New multi-million-pound research consortium will provide world-leading data on violence and aims to reduce harms caused by violence

A new multi-million-pound research project that will provide world-leading data on violence coincides with the launch of a new consortium which aims to reduce harms caused by violence.

Funded with a £7 million UK Prevention Research Partnership (UKPRP) grant, the five-year (2021 to 2026) data analysis 'Violence, Health and Society' project is one of three major research projects UKPRP launched this week, with the common aim of understanding and influencing social, economic and environmental factors that affect health.

Findings from the consortium's research programme, led by Professor Sylvia Walby OBE, Director of the Violence and Society Centre at City, University of London, with the collaboration of researchers from the University of Bristol's Domestic Violence and Health Research Group will be used to improve the data that underpins theory, policy and professional practice. It will also improve research on the effectiveness of interventions to reduce violence and associated harms to health and health inequalities

Comprising academics at King's College London, University College London, Lancaster University, University of Bristol and the University of Warwick, consortium members will work with providers of data in public services (including the police, justice and health professionals), third sector specialised services to survivors of domestic and sexual violence, and national surveys, including the Crime Survey for England & Wales, Adult Psychiatric Morbidity Survey, and the UK Household Longitudinal Study. The consortium will have a special interest in domestic and sexual violence because these are significant causes of inequalities in mental health, which have been relatively neglected in the scientific and statistical evidence base in the study of violence.

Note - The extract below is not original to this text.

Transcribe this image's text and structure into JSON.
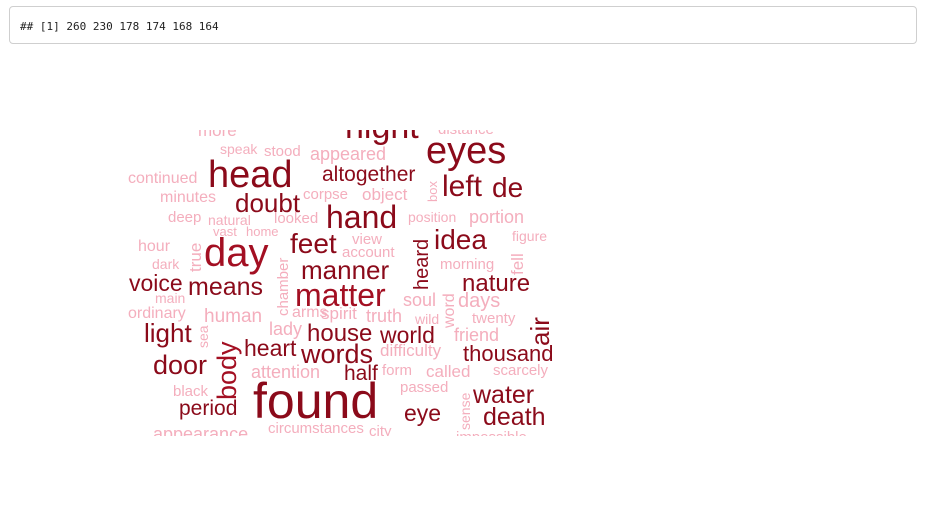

Professor Walby said: "This consortium has the goal of reducing the violence that wrecks lives by improving data. Many organisations share the same goal of reducing violence, but cooperation can be hindered by differences in the way that violence is measured.

"Our contribution lies in improving the data on violence, making translations between different ways of conceptualising violence, and building shared forms of measurement of violence, in order to build better explanations and, hence, more effective interventions.

"We are honoured to be trusted with their data by so many professionals and practitioners that provide services to reduce violence. We intend to fulfil that trust by constructing the best dataset ever on violence.

"The explicit purpose of our research is to reduce violence, and thus to reduce harms to health and health inequalities."

Professor Gene Feder, from the Centre for Academic Primary Care at the University of Bristol and a senior co-investigator in the Consortium, said: "Our ability to evaluate programmes to reduce violence and improve outcomes for survivors of violence requires robust data.

"Our domestic violence and health research group appreciates being part of this innovative inter-disciplinary and inter-sectoral consortium.

"Our focus is specifically on health data, but we recognise that the impact of violence is society-wide and that each sector has developed different measures which need harmonising. We look forward to contributing to this ground-breaking endeavour."